Cocasse concasseur

La dernière absurdité de Roland Dubillard : mourir.

Gilles Costaz  • 22 décembre 2011 abonné·es

Roland Dubillard s’en est allé le 14 décembre à 88 ans, prouvant une dernière fois que le terme «  absurde  » n’est pas un vain mot. Un temps mis au second plan par les grands maîtres du genre, Ionesco, Beckett, il était revenu sur le devant de la scène, bien qu’immobilisé sur un fauteuil roulant.

C’est qu’il n’y a rien de plus drôle que ses Diablogues, et les titres de ses pièces sont à eux seuls des enchantements : Où boivent les vaches, le Jardin aux betteraves, Chiens de conserve, Naïves Hirondelles. Dubillard est l’un des rares auteurs de théâtre populaires. La preuve : on trouve son œuvre en collection de poche (chez Folio).

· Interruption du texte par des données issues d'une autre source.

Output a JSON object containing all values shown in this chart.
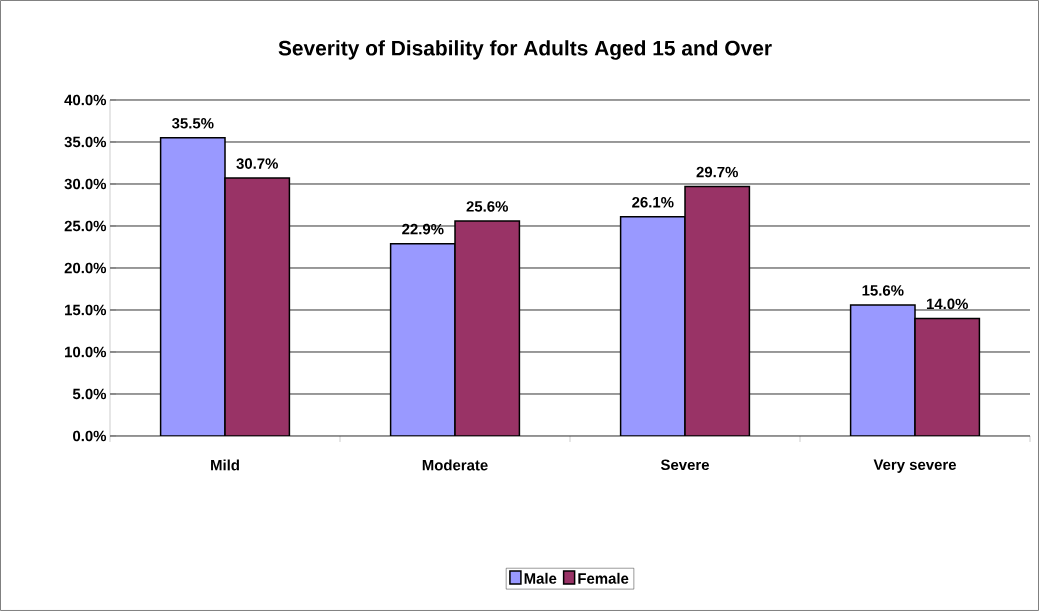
{
  "chart_data": {
    "type": "bar",
    "title": "Severity of Disability for Adults Aged 15 and Over",
    "categories": [
      "Mild",
      "Moderate",
      "Severe",
      "Very severe"
    ],
    "series": [
      {
        "name": "Male",
        "color": "#9999ff",
        "values": [
          35.5,
          22.9,
          26.1,
          15.6
        ],
        "value_labels": [
          "35.5%",
          "22.9%",
          "26.1%",
          "15.6%"
        ]
      },
      {
        "name": "Female",
        "color": "#993366",
        "values": [
          30.7,
          25.6,
          29.7,
          14.0
        ],
        "value_labels": [
          "30.7%",
          "25.6%",
          "29.7%",
          "14.0%"
        ]
      }
    ],
    "ylim": [
      0,
      40
    ],
    "yticks": [
      {
        "value": 0,
        "label": "0.0%"
      },
      {
        "value": 5,
        "label": "5.0%"
      },
      {
        "value": 10,
        "label": "10.0%"
      },
      {
        "value": 15,
        "label": "15.0%"
      },
      {
        "value": 20,
        "label": "20.0%"
      },
      {
        "value": 25,
        "label": "25.0%"
      },
      {
        "value": 30,
        "label": "30.0%"
      },
      {
        "value": 35,
        "label": "35.0%"
      },
      {
        "value": 40,
        "label": "40.0%"
      }
    ],
    "grid": "y",
    "legend": "bottom"
  }
}
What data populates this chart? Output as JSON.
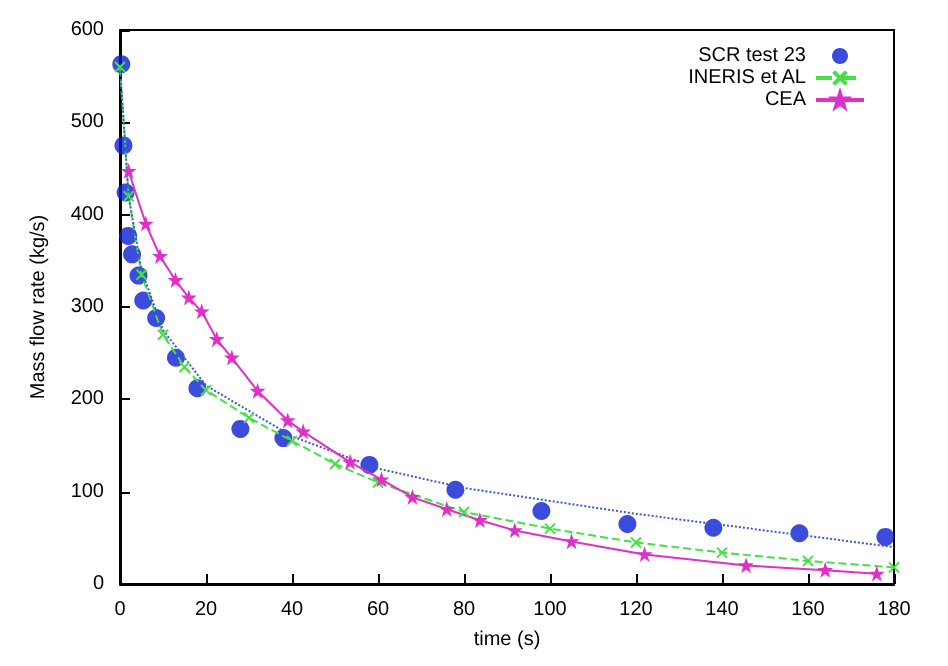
{
  "chart_data": {
    "type": "line",
    "xlabel": "time (s)",
    "ylabel": "Mass flow rate (kg/s)",
    "xlim": [
      0,
      180
    ],
    "xticks": [
      0,
      20,
      40,
      60,
      80,
      100,
      120,
      140,
      160,
      180
    ],
    "ylim": [
      0,
      600
    ],
    "yticks": [
      0,
      100,
      200,
      300,
      400,
      500,
      600
    ],
    "grid": false,
    "legend": "top right",
    "series": [
      {
        "name": "SCR test 23",
        "type": "scatter",
        "marker": "circle",
        "color": "#0a1ed2",
        "x": [
          0.3,
          0.8,
          1.3,
          1.9,
          2.8,
          4.3,
          5.4,
          8.4,
          13,
          18,
          28,
          38,
          58,
          78,
          98,
          118,
          138,
          158,
          178
        ],
        "values": [
          563,
          475,
          424,
          377,
          357,
          334,
          307,
          288,
          245,
          212,
          168,
          158,
          129,
          102,
          79,
          65,
          61,
          55,
          51
        ]
      },
      {
        "name": "INERIS et AL",
        "marker": "cross",
        "line_style": "dashed",
        "color": "#44e044",
        "x": [
          0,
          2,
          5,
          10,
          15,
          20,
          30,
          40,
          50,
          60,
          80,
          100,
          120,
          140,
          160,
          180
        ],
        "values": [
          560,
          420,
          335,
          270,
          235,
          210,
          180,
          155,
          130,
          110,
          78,
          60,
          45,
          34,
          25,
          18
        ]
      },
      {
        "marker": "none",
        "line_style": "dotted",
        "color": "#3a5ad0",
        "x": [
          0,
          2,
          5,
          10,
          20,
          40,
          60,
          80,
          100,
          120,
          140,
          160,
          180
        ],
        "values": [
          560,
          420,
          340,
          275,
          215,
          160,
          125,
          104,
          90,
          76,
          64,
          52,
          40
        ]
      },
      {
        "name": "CEA",
        "marker": "star",
        "line_style": "solid",
        "color": "#e030c8",
        "x": [
          2,
          6,
          9.3,
          12.9,
          16,
          19,
          22.5,
          26,
          32,
          39,
          42.6,
          53.5,
          60.8,
          68,
          76,
          83.7,
          91.8,
          105,
          122,
          145.6,
          164,
          176
        ],
        "values": [
          447,
          390,
          355,
          329,
          310,
          295,
          265,
          245,
          209,
          177,
          165,
          132,
          113,
          94,
          81,
          69,
          58,
          46,
          32,
          20,
          15,
          11
        ]
      }
    ]
  }
}
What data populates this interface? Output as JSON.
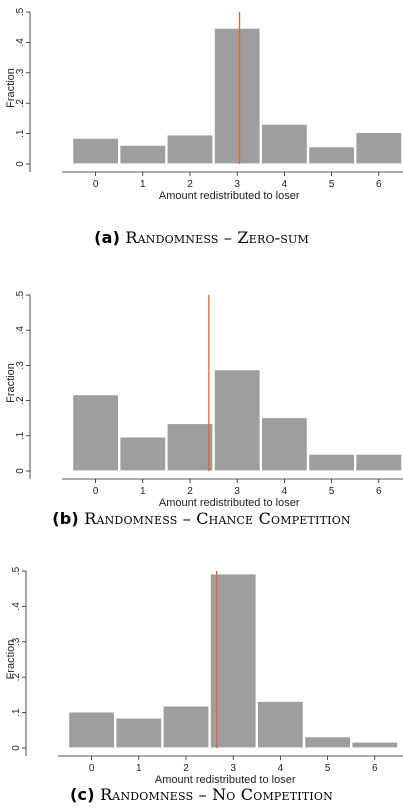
{
  "chart_data": [
    {
      "type": "bar",
      "panel_label": "(a)",
      "caption": "Randomness – Zero-sum",
      "xlabel": "Amount redistributed to loser",
      "ylabel": "Fraction",
      "categories": [
        "0",
        "1",
        "2",
        "3",
        "4",
        "5",
        "6"
      ],
      "x_ticks": [
        "0",
        "1",
        "2",
        "3",
        "4",
        "5",
        "6"
      ],
      "y_ticks": [
        "0",
        ".1",
        ".2",
        ".3",
        ".4",
        ".5"
      ],
      "values": [
        0.085,
        0.062,
        0.096,
        0.447,
        0.131,
        0.057,
        0.104
      ],
      "mean_line": 3.05,
      "ylim": [
        0,
        0.5
      ],
      "bar_color": "#9e9e9e",
      "line_color": "#e8622c"
    },
    {
      "type": "bar",
      "panel_label": "(b)",
      "caption": "Randomness – Chance Competition",
      "xlabel": "Amount redistributed to loser",
      "ylabel": "Fraction",
      "categories": [
        "0",
        "1",
        "2",
        "3",
        "4",
        "5",
        "6"
      ],
      "x_ticks": [
        "0",
        "1",
        "2",
        "3",
        "4",
        "5",
        "6"
      ],
      "y_ticks": [
        "0",
        ".1",
        ".2",
        ".3",
        ".4",
        ".5"
      ],
      "values": [
        0.217,
        0.097,
        0.135,
        0.288,
        0.152,
        0.048,
        0.048
      ],
      "mean_line": 2.4,
      "ylim": [
        0,
        0.5
      ],
      "bar_color": "#9e9e9e",
      "line_color": "#e8622c"
    },
    {
      "type": "bar",
      "panel_label": "(c)",
      "caption": "Randomness – No Competition",
      "xlabel": "Amount redistributed to loser",
      "ylabel": "Fraction",
      "categories": [
        "0",
        "1",
        "2",
        "3",
        "4",
        "5",
        "6"
      ],
      "x_ticks": [
        "0",
        "1",
        "2",
        "3",
        "4",
        "5",
        "6"
      ],
      "y_ticks": [
        "0",
        ".1",
        ".2",
        ".3",
        ".4",
        ".5"
      ],
      "values": [
        0.102,
        0.085,
        0.119,
        0.492,
        0.132,
        0.032,
        0.017
      ],
      "mean_line": 2.65,
      "ylim": [
        0,
        0.5
      ],
      "bar_color": "#9e9e9e",
      "line_color": "#e8622c"
    }
  ]
}
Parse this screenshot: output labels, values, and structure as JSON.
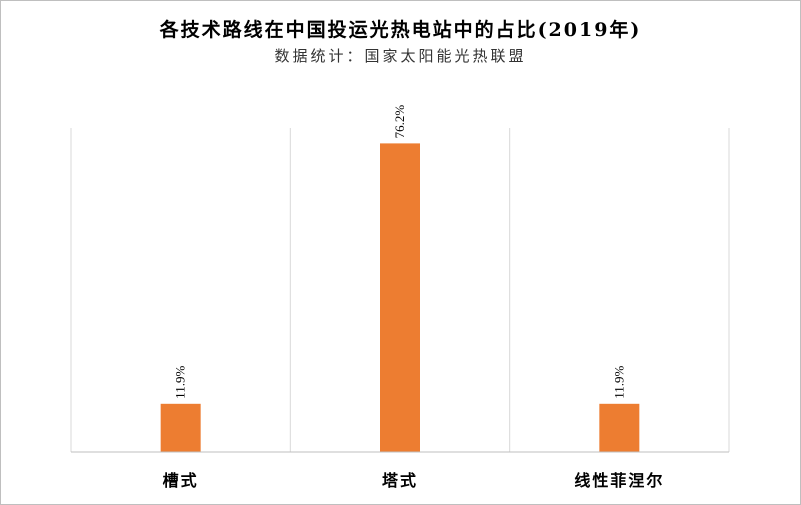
{
  "chart_data": {
    "type": "bar",
    "title": "各技术路线在中国投运光热电站中的占比(2019年)",
    "subtitle": "数据统计：国家太阳能光热联盟",
    "categories": [
      "槽式",
      "塔式",
      "线性菲涅尔"
    ],
    "values": [
      11.9,
      76.2,
      11.9
    ],
    "data_labels": [
      "11.9%",
      "76.2%",
      "11.9%"
    ],
    "unit": "%",
    "ylim": [
      0,
      80
    ],
    "grid": "vertical category separators",
    "legend": "none",
    "bar_color": "#ED7D31",
    "separator_color": "#d9d9d9",
    "axis_color": "#bfbfbf"
  }
}
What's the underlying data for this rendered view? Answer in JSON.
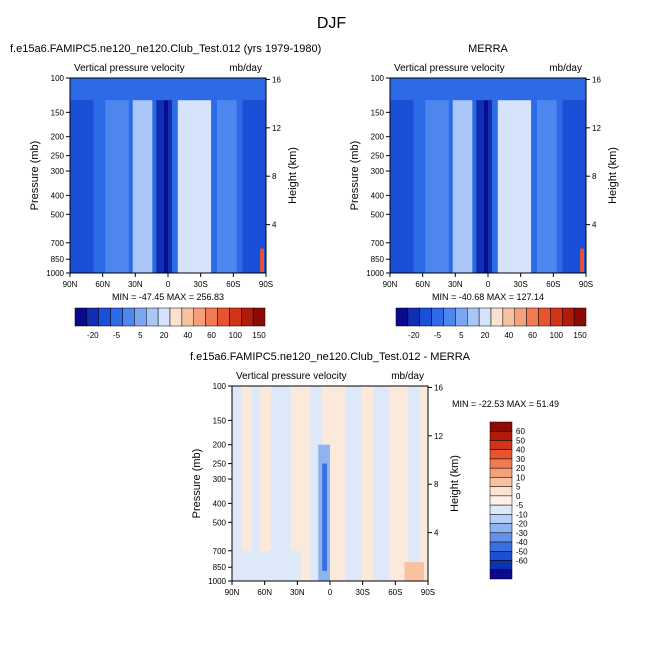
{
  "figure": {
    "title": "DJF"
  },
  "chart_data": [
    {
      "type": "heatmap",
      "title": "f.e15a6.FAMIPC5.ne120_ne120.Club_Test.012 (yrs 1979-1980)",
      "subtitle_left": "Vertical pressure velocity",
      "subtitle_right": "mb/day",
      "ylabel": "Pressure (mb)",
      "ylabel_right": "Height (km)",
      "x_ticks": [
        "90N",
        "60N",
        "30N",
        "0",
        "30S",
        "60S",
        "90S"
      ],
      "y_ticks": [
        "100",
        "150",
        "200",
        "250",
        "300",
        "400",
        "500",
        "700",
        "850",
        "1000"
      ],
      "y_ticks_right": [
        "16",
        "12",
        "8",
        "4"
      ],
      "stats": "MIN = -47.45   MAX = 256.83",
      "colorbar": {
        "labels": [
          "-20",
          "-5",
          "5",
          "20",
          "40",
          "60",
          "100",
          "150"
        ],
        "colors": [
          "#0a0a8c",
          "#0f2fb4",
          "#1a4fd8",
          "#2d6ae6",
          "#4d86ee",
          "#7aa6f2",
          "#a9c6f7",
          "#d4e3fb",
          "#fbe1cf",
          "#f8c2a0",
          "#f5a07a",
          "#f07a52",
          "#e8542e",
          "#d13416",
          "#b01c0a",
          "#8a0c04"
        ]
      }
    },
    {
      "type": "heatmap",
      "title": "MERRA",
      "subtitle_left": "Vertical pressure velocity",
      "subtitle_right": "mb/day",
      "ylabel": "Pressure (mb)",
      "ylabel_right": "Height (km)",
      "x_ticks": [
        "90N",
        "60N",
        "30N",
        "0",
        "30S",
        "60S",
        "90S"
      ],
      "y_ticks": [
        "100",
        "150",
        "200",
        "250",
        "300",
        "400",
        "500",
        "700",
        "850",
        "1000"
      ],
      "y_ticks_right": [
        "16",
        "12",
        "8",
        "4"
      ],
      "stats": "MIN = -40.68   MAX = 127.14",
      "colorbar": {
        "labels": [
          "-20",
          "-5",
          "5",
          "20",
          "40",
          "60",
          "100",
          "150"
        ],
        "colors": [
          "#0a0a8c",
          "#0f2fb4",
          "#1a4fd8",
          "#2d6ae6",
          "#4d86ee",
          "#7aa6f2",
          "#a9c6f7",
          "#d4e3fb",
          "#fbe1cf",
          "#f8c2a0",
          "#f5a07a",
          "#f07a52",
          "#e8542e",
          "#d13416",
          "#b01c0a",
          "#8a0c04"
        ]
      }
    },
    {
      "type": "heatmap",
      "title": "f.e15a6.FAMIPC5.ne120_ne120.Club_Test.012 - MERRA",
      "subtitle_left": "Vertical pressure velocity",
      "subtitle_right": "mb/day",
      "ylabel": "Pressure (mb)",
      "ylabel_right": "Height (km)",
      "x_ticks": [
        "90N",
        "60N",
        "30N",
        "0",
        "30S",
        "60S",
        "90S"
      ],
      "y_ticks": [
        "100",
        "150",
        "200",
        "250",
        "300",
        "400",
        "500",
        "700",
        "850",
        "1000"
      ],
      "y_ticks_right": [
        "16",
        "12",
        "8",
        "4"
      ],
      "stats": "MIN = -22.53   MAX =  51.49",
      "colorbar": {
        "labels": [
          "60",
          "50",
          "40",
          "30",
          "20",
          "10",
          "5",
          "0",
          "-5",
          "-10",
          "-20",
          "-30",
          "-40",
          "-50",
          "-60"
        ],
        "colors": [
          "#8a0c04",
          "#b01c0a",
          "#d13416",
          "#e8542e",
          "#f07a52",
          "#f5a07a",
          "#f8c2a0",
          "#fde3cf",
          "#fdf1e6",
          "#dde8f8",
          "#b9d0f5",
          "#8fb3ef",
          "#6391ea",
          "#3a6fe0",
          "#1e4fd2",
          "#1030b0",
          "#0a0a8c"
        ]
      }
    }
  ]
}
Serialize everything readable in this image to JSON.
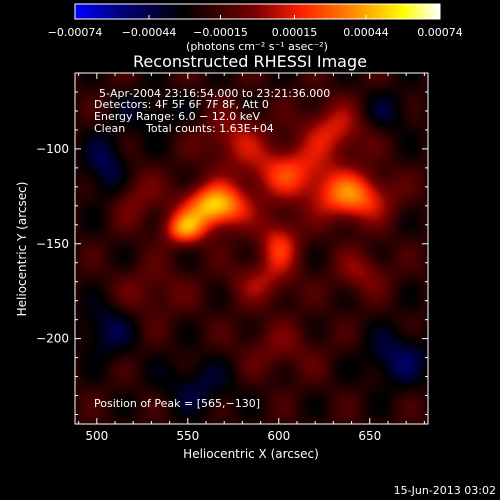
{
  "chart_data": {
    "type": "heatmap",
    "title": "Reconstructed RHESSI Image",
    "xlabel": "Heliocentric X (arcsec)",
    "ylabel": "Heliocentric Y (arcsec)",
    "xlim": [
      488,
      682
    ],
    "ylim": [
      -245,
      -60
    ],
    "xticks": [
      500,
      550,
      600,
      650
    ],
    "xtick_labels": [
      "500",
      "550",
      "600",
      "650"
    ],
    "yticks": [
      -100,
      -150,
      -200
    ],
    "ytick_labels": [
      "−100",
      "−150",
      "−200"
    ],
    "colorbar": {
      "range": [
        -0.00074,
        0.00074
      ],
      "ticks": [
        -0.00074,
        -0.00044,
        -0.00015,
        0.00015,
        0.00044,
        0.00074
      ],
      "tick_labels": [
        "−0.00074",
        "−0.00044",
        "−0.00015",
        "0.00015",
        "0.00044",
        "0.00074"
      ],
      "unit_label": "(photons cm⁻² s⁻¹ asec⁻²)",
      "colors": [
        "#0000ff",
        "#000080",
        "#000000",
        "#800000",
        "#ff2000",
        "#ff8000",
        "#ffff00",
        "#ffffff"
      ]
    },
    "annotations": {
      "time_range": "5‑Apr‑2004 23:16:54.000 to 23:21:36.000",
      "detectors": "Detectors: 4F 5F 6F 7F 8F, Att 0",
      "energy_range": "Energy Range: 6.0 − 12.0 keV",
      "method": "Clean",
      "total_counts": "Total counts: 1.63E+04",
      "peak_position": "Position of Peak = [565,−130]"
    },
    "peak": [
      565,
      -130
    ],
    "sources": [
      {
        "x": 565,
        "y": -130,
        "sx": 12,
        "sy": 8,
        "amp": 1.0
      },
      {
        "x": 548,
        "y": -142,
        "sx": 8,
        "sy": 6,
        "amp": 0.7
      },
      {
        "x": 640,
        "y": -125,
        "sx": 14,
        "sy": 9,
        "amp": 0.75
      },
      {
        "x": 605,
        "y": -112,
        "sx": 16,
        "sy": 10,
        "amp": 0.55
      },
      {
        "x": 630,
        "y": -90,
        "sx": 12,
        "sy": 10,
        "amp": 0.45
      },
      {
        "x": 600,
        "y": -150,
        "sx": 8,
        "sy": 10,
        "amp": 0.5
      },
      {
        "x": 590,
        "y": -170,
        "sx": 12,
        "sy": 8,
        "amp": 0.3
      },
      {
        "x": 645,
        "y": -165,
        "sx": 10,
        "sy": 8,
        "amp": 0.3
      },
      {
        "x": 575,
        "y": -95,
        "sx": 12,
        "sy": 10,
        "amp": 0.35
      },
      {
        "x": 520,
        "y": -125,
        "sx": 10,
        "sy": 10,
        "amp": 0.25
      },
      {
        "x": 530,
        "y": -175,
        "sx": 14,
        "sy": 10,
        "amp": 0.2
      },
      {
        "x": 600,
        "y": -205,
        "sx": 16,
        "sy": 10,
        "amp": 0.2
      },
      {
        "x": 505,
        "y": -110,
        "sx": 8,
        "sy": 12,
        "amp": -0.35
      },
      {
        "x": 505,
        "y": -195,
        "sx": 10,
        "sy": 10,
        "amp": -0.3
      },
      {
        "x": 665,
        "y": -210,
        "sx": 12,
        "sy": 10,
        "amp": -0.35
      },
      {
        "x": 555,
        "y": -225,
        "sx": 14,
        "sy": 10,
        "amp": -0.25
      },
      {
        "x": 660,
        "y": -80,
        "sx": 10,
        "sy": 8,
        "amp": -0.2
      },
      {
        "x": 530,
        "y": -80,
        "sx": 12,
        "sy": 8,
        "amp": -0.2
      }
    ]
  },
  "footer": {
    "date": "15‑Jun‑2013 03:02"
  }
}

On sait que tout est parti de la radio, d’une émission appelée « Grégoire et Amédée », où le jeune Dubillard tenait les dialogues les plus insensés. Il les poursuivait sur scène, souvent avec Claude Piéplu, et à sa table de travail, doublant son écriture dramatique d’une rédaction régulière de Carnets aux propos étonnants. Jean-Michel Ribes, qui est l’un de ses disciples, a été l’un de ses metteurs en scène les plus fidèles.

Roland Dubillard est un écrivain métaphysique involontaire. Il ne cherche pas à donner une vision du monde. Celle-ci lui a été donnée une fois pour toutes et il erre sur la Terre comme on pourrait vaguer sur la Lune. Rien n’a le sens prescrit, les choses, les mots, les relations humaines ne sont plus ce qu’on croit. Nos vérités ne sont justes que si on leur met la tête à l’envers. Ce concasseur cocasse avait du génie.